Radio Shangri-La_ What I Learned in Bhutan, the Happiest Kingdom on Earth - Lisa Napoli [95]
And when I read that, I knew she must be pregnant.
I KNEW WHAT it was like to have a whirlwind courtship that led to marriage after a life-altering experience. Mine had happened exactly twenty years earlier, back when I was Ngawang’s age, in fact. My husband-to-be and I had met when he came to work at the television station in North Carolina. Not long after, I’d had that epiphany on the way to the grocery store. This liberation from my fear of the dark, I assumed, meant I was now healed and ready to join with this wonderful man. United from a point of strength, not weakness. Running off and getting married in a fit of passion, after just several months, felt like my way of declaring to the world, “That rapist didn’t ruin me. See?” It was the first impetuous act of my short life thus far.
And then, my new husband lost his job at the station in a management shakeup. He got an even better one—in, of all places, Atlanta. The scene of the crime was the last place I ever would have chosen to move, but in the media business, you went where the work took you. I rationalized: It wasn’t Atlanta’s fault that I was attacked; it could have happened anywhere. If I could survive returning there, I believed, I’d be demonstrating my capacity to adapt to anything, to show how unflappable I was. It would be an illustration of my boundless ability to forgive—to transcend geography. People who refused to leave a certain location or go to another were histrionic, inflexible, oversensitive. I was not going to be one of those people who let history get in the way of progress.
Even the best intentions can be fraught with delusion.
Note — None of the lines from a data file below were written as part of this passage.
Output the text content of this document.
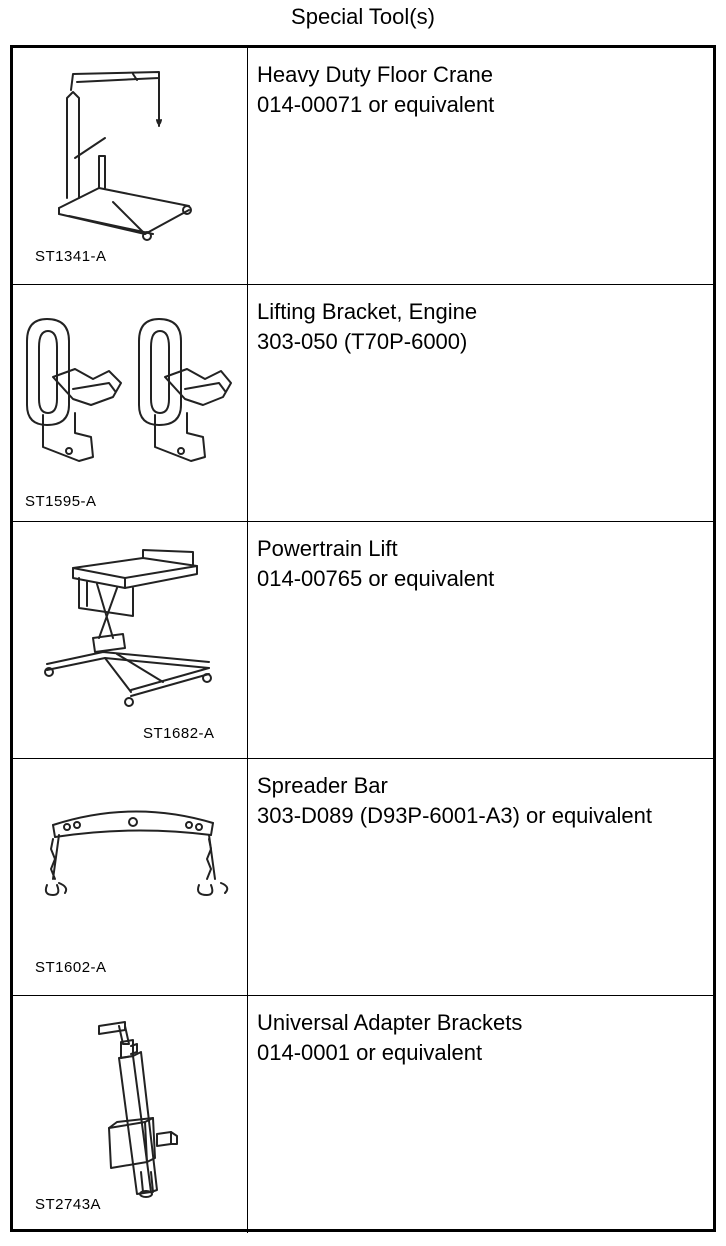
Special Tool(s)
ST1341-A
Heavy Duty Floor Crane
014-00071 or equivalent
ST1595-A
Lifting Bracket, Engine
303-050 (T70P-6000)
ST1682-A
Powertrain Lift
014-00765 or equivalent
ST1602-A
Spreader Bar
303-D089 (D93P-6001-A3) or equivalent
ST2743A
Universal Adapter Brackets
014-0001 or equivalent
I had greatly underestimated how hard it would be to settle into the place where this horrible thing had happened, perhaps even more than I’d underestimated how complicated it was to be married. Within a year, another job offer rescued us, and back we went to North Carolina. I found myself felled by a mysterious lethargy that I first attributed to moving. In the course of trying to determine what was wrong, the doctor I visited offered a prescription: counseling.
Everything is fine, I insisted. That’s all in the past. Still, I obeyed and found a therapist. I was tired of being tired all the time. As we talked, a diagnosis emerged. It wasn’t fatigue; it was depression. I was consumed with doubt and anger. Here I was, barely a quarter of a century old, connected to this man, moving around for his work, depending on him for financial and personal security. How did I get here? This wasn’t how I imagined my life to be. I believed I loved him, but what did love mean, exactly? My problem was this sinking feeling that I was ill-equipped and unprepared to be a wife.
Almost as if to prove that I wasn’t really an adult, I found myself stymied in how to confess my misgivings to my poor, sweet husband. To say “I’ve made a mistake, there is something wrong, I don’t quite understand, please forgive me. Would you mind, please, if I exile myself to a room, and let some time pass, so that when I emerge I’ll be healed, recalibrated—and then we could just skip happily forward into the future?” If I had had the courage to ask, he would likely have said yes.
But instead of speaking my doubts, I shared my deepest fears with a notebook. I wrote down every bit of it. How I felt trapped, how much I doubted it all, how I hated everything, including my poor husband, how I wished we both were dead. I didn’t mean it. I didn’t know what I meant, how I felt. I put my confessional notebook in a drawer in my desk and left town for a few days for work. And when I’d returned, my husband was waiting for me at the door, his face washed with devastation. In his search for clues to my distress, he’d read what I had written.